Entre os XJ6 da terceira série, vale mencionar o drama Quando Setembro Chegar (Until September, 1984), a comédia Jogos de Conexão (A Good Man In Africa, 1994) e os filmes de ação Against All Odds (1984), Black Snow (1990), Wicked Game (2002) e Anjos da Noite – Underworld (Underworld, Inglaterra, 2003). E ainda o policial Los Angeles – Caminho para a Morte (American Perfekt, 1997) e várias comédias nos EUA, como Um Peixe Chamado Wanda (A Fish Called Wanda, 1988), Cheque em Branco (Blank Check, 1994), Touch and Go (1986), Like Father Like Son (1987), Out on a Limb (1992) e Death Becomes Her (1992). Na ação inglesa Fórmula 51 (The 51st State, 2001) há um bom racha pelas ruas de Liverpool.

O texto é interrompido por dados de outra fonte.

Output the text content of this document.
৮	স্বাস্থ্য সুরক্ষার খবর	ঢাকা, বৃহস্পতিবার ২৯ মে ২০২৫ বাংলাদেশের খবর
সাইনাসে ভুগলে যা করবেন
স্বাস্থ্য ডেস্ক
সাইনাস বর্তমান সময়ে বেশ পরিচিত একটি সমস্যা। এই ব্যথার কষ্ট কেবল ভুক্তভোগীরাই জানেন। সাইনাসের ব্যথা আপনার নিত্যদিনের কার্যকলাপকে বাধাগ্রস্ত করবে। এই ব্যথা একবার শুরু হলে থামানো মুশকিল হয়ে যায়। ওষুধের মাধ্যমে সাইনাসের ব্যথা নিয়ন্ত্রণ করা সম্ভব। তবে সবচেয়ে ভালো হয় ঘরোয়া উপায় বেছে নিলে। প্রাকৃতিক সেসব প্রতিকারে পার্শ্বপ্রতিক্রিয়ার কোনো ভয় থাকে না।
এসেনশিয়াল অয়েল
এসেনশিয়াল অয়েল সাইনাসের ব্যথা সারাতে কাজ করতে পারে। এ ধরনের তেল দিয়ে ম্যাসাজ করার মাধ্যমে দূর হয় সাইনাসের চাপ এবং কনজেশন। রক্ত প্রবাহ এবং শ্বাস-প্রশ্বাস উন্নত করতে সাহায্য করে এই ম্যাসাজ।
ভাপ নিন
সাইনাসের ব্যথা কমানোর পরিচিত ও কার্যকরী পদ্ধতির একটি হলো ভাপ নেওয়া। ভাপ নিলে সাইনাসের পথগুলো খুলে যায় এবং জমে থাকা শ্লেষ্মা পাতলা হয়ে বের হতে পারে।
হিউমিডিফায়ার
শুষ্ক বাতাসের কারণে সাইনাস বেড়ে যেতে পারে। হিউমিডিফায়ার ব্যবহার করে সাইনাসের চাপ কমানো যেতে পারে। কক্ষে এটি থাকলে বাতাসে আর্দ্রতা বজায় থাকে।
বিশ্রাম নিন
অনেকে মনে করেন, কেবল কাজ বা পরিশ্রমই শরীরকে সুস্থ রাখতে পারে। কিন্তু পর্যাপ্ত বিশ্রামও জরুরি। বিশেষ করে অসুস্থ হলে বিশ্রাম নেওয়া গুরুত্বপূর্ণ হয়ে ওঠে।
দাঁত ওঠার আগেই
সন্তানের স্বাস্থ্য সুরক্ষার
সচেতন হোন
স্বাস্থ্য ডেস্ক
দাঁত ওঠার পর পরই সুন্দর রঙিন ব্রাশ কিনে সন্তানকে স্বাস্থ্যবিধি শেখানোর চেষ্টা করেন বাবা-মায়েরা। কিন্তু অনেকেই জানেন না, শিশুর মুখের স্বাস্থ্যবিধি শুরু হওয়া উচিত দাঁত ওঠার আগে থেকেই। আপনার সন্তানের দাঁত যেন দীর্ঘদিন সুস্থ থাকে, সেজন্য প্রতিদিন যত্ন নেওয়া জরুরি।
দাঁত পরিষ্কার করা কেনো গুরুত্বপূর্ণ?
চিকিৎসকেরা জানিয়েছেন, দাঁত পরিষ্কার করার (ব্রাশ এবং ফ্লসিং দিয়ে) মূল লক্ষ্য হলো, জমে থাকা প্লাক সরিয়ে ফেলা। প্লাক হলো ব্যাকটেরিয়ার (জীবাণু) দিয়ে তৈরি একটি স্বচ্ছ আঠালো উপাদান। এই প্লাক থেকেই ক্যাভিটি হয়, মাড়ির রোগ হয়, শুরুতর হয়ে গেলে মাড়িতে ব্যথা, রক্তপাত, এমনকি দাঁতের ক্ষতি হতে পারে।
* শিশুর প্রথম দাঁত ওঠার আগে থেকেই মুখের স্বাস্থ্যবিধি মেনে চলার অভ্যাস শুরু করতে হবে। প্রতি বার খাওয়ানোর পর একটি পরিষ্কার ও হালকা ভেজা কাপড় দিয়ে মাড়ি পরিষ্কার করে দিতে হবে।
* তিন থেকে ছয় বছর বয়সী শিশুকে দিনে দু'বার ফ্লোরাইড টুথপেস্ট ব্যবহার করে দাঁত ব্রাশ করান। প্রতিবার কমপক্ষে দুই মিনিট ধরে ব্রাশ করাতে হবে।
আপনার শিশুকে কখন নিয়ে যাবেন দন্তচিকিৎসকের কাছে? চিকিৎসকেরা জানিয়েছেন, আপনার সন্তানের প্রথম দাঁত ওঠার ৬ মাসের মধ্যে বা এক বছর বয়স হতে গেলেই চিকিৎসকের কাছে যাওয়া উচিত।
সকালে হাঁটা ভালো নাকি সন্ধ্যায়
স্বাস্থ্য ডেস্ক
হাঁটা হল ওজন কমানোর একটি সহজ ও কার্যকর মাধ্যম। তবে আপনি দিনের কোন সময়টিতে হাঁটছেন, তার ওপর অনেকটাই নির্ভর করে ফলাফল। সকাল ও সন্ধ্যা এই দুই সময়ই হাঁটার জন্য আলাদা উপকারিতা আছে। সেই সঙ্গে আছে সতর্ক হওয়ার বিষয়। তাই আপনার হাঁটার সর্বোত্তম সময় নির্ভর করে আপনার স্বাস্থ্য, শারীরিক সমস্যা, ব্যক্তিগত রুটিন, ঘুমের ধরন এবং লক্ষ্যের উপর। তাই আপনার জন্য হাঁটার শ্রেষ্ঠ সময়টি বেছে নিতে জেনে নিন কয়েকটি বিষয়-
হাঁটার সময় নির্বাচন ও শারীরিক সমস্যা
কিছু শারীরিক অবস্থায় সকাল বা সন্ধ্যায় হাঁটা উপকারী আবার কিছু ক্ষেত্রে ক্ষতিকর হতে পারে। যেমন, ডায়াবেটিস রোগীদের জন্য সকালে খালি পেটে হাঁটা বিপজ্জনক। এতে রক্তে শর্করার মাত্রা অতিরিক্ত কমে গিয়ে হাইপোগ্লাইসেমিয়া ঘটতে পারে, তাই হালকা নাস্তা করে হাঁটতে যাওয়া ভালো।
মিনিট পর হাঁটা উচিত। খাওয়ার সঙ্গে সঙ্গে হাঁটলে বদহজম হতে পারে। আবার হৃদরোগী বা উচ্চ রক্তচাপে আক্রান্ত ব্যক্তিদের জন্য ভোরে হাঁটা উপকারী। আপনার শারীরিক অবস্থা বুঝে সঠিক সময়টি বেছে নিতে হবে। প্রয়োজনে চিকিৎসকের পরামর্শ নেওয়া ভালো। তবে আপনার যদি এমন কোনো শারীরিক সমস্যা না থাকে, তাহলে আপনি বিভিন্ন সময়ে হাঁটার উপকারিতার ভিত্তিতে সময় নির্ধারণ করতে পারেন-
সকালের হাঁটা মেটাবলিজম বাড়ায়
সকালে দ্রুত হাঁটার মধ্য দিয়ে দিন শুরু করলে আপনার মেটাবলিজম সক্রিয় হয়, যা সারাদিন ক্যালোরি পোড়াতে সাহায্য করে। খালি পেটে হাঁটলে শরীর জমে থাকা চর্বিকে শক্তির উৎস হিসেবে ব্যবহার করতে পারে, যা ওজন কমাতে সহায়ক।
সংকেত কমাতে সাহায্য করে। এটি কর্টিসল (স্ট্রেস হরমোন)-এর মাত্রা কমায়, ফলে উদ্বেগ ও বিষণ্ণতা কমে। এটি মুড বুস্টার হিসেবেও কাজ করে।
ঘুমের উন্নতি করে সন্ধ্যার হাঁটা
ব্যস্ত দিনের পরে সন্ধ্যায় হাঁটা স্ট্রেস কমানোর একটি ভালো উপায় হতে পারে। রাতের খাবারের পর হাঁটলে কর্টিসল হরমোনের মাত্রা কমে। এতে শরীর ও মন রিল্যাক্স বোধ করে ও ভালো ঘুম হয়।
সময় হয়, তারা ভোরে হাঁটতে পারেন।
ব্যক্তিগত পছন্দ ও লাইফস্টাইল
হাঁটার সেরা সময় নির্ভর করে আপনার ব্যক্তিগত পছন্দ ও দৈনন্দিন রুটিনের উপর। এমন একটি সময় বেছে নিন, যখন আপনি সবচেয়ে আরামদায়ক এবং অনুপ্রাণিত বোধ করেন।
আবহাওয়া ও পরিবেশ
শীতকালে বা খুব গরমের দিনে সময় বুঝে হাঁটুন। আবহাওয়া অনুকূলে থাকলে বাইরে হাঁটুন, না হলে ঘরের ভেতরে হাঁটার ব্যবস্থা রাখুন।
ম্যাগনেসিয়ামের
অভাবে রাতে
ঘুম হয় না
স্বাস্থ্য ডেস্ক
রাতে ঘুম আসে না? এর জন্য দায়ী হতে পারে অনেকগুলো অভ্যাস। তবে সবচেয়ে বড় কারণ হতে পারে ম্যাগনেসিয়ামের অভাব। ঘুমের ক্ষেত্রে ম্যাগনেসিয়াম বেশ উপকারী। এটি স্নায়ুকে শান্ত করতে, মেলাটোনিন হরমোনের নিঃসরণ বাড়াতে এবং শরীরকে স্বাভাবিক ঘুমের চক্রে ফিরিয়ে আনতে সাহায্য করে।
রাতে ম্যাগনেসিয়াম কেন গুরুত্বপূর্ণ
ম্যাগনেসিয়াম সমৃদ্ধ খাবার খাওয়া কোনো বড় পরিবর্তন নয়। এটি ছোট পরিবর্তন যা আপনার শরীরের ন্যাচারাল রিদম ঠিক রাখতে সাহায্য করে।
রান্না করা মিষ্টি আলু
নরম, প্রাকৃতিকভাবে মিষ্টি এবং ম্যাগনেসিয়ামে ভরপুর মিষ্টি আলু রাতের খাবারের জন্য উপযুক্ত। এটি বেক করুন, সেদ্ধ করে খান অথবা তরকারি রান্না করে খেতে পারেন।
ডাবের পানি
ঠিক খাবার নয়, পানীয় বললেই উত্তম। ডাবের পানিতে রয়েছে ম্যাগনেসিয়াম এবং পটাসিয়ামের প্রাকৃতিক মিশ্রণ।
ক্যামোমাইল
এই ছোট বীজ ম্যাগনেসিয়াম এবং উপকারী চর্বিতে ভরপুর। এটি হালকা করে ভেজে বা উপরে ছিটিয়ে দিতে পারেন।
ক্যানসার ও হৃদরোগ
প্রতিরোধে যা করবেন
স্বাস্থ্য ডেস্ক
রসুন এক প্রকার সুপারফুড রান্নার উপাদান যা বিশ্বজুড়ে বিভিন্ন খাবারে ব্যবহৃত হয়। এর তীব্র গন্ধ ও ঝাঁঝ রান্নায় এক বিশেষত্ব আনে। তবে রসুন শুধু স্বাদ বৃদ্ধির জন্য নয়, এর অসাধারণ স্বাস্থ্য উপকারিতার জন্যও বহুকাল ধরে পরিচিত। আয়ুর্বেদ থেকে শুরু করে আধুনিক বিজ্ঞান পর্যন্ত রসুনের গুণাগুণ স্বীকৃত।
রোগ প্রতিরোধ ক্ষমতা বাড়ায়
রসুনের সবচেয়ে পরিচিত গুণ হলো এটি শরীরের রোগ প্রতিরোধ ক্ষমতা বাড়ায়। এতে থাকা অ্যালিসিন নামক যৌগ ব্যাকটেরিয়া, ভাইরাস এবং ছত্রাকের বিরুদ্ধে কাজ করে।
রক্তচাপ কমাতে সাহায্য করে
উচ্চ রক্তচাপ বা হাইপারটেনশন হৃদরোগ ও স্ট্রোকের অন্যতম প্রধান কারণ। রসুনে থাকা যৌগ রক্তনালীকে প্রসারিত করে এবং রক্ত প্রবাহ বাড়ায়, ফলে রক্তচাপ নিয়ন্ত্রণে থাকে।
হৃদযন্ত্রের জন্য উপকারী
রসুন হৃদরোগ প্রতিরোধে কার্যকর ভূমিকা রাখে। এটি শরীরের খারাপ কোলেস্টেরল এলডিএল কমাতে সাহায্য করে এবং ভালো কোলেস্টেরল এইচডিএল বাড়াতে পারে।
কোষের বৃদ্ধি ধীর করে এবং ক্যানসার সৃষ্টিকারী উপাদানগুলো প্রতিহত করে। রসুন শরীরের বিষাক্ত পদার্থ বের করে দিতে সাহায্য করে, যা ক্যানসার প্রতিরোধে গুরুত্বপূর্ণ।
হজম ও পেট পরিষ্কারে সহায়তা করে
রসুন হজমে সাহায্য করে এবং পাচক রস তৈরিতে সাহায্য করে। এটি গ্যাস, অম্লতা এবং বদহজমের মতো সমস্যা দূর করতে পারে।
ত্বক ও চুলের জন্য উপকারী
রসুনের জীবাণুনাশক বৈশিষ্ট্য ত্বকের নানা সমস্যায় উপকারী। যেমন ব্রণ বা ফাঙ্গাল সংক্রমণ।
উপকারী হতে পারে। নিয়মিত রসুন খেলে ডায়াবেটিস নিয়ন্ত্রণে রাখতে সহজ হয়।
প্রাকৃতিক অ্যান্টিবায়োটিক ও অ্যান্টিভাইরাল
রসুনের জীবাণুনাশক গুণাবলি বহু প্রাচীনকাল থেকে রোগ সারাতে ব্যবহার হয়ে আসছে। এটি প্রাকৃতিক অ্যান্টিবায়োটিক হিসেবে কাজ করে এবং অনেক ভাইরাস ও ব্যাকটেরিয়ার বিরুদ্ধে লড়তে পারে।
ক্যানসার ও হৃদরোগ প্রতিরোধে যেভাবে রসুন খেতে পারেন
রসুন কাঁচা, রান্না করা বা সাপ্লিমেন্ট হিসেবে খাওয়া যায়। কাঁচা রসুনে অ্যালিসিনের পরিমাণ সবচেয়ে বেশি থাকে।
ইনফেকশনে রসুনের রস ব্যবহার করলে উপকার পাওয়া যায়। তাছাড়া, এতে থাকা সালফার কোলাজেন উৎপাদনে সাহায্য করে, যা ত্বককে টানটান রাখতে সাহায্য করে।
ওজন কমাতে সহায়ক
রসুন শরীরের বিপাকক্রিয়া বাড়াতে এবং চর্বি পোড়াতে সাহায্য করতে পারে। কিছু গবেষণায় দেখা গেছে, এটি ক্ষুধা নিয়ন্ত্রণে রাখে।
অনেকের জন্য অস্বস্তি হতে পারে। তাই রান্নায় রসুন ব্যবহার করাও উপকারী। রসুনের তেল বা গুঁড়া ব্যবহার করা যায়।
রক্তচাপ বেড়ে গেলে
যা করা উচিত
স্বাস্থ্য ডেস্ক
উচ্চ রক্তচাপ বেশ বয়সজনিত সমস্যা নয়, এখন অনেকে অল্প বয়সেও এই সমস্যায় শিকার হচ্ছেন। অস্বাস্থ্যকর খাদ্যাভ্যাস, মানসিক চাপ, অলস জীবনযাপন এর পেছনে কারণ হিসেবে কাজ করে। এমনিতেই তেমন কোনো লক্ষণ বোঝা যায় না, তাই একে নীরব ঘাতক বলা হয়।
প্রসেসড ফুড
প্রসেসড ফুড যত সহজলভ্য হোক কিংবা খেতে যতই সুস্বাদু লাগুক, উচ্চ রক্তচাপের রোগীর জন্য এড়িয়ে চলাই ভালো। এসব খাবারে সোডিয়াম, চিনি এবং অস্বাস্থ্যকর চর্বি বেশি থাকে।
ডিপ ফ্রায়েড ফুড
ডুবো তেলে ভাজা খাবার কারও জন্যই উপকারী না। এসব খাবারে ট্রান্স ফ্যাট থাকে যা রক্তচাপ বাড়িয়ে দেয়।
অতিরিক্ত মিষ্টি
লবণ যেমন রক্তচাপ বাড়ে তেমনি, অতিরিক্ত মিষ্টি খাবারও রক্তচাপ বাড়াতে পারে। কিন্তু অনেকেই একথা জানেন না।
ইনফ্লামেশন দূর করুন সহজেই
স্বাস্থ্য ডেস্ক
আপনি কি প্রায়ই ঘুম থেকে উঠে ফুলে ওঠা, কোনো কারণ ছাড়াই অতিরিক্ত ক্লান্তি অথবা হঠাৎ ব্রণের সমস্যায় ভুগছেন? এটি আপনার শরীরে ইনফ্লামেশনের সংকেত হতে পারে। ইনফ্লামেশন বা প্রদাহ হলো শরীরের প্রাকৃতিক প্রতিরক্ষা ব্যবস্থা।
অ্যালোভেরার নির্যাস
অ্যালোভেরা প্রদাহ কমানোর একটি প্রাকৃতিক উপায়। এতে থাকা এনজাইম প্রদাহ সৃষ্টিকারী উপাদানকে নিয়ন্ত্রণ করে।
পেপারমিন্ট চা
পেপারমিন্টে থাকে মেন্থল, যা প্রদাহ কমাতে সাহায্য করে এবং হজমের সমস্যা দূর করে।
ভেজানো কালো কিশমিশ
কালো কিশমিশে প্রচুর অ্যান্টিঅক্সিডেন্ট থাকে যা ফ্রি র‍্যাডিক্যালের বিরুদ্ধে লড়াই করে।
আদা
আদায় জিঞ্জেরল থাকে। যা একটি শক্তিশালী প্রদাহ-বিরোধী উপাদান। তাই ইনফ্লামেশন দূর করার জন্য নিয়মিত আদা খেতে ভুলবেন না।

Carros da série XJ40 podem ser vistos na ação Desejo de Matar 5 (Death Wish V: The Face of Death, 1994) e no suspense Sugar Hill (1993), filmes norte-americanos. Da série X300 destacam-se os sedãs dos filmes de ação O Homem Que Sabia de Menos (The Man Who Knew Too Little, EUA, 1997) e Resgate Sem Limites (Belly of the Beast, Canadá, 2003), enquanto um XJ12 aparece no policial Ransom (EUA, 1996). Vale citar ainda o esportivo XJR do drama Poster Boy (EUA, 2004).
Entre as aparições relevantes dos XJ8 e XJR da série X308 estão a ação Sociedade Secreta (The Skulls, EUA, 2000), o drama Destinos Cruzados (Random Hearts, EUA, 1999), o policial O Homem Mais Procurado (A Most Wanted Man, 2014) e as comédias Túmulo com Vista (Plots with a View, Inglaterra, 2002), Sedutora e Diabólica (Mini’s First Time, EUA, 2006) e Um Presente para Helen (Raising Helen, EUA, 2004).
A geração X350 de 2002 também foi numerosa nas telas, como nos filmes de ação Sem Saída (Throttle, 2005), 007 – Cassino Royale (Casino Royale, 2006) e 007 Contra Spectre (Spectre, 2015), nas comédias Simplesmente Amor (Love Actually, Inglaterra, 2003) e A Nova Cinderela (A Cinderella Story, EUA, 2004), no drama sul-coreano Oldboy (2003) e no drama inglês Ponto Final – Match Point (Match Point, 2005). Enfim, modelos da recente geração X351 podem ser vistos nos filmes de ação 007 – Operação Skyfall (Skyfall, 2012), Risco Imediato (Good People, 2014) e Policial em Apuros 2 (Ride Along 2, 2016), que usa um XJR.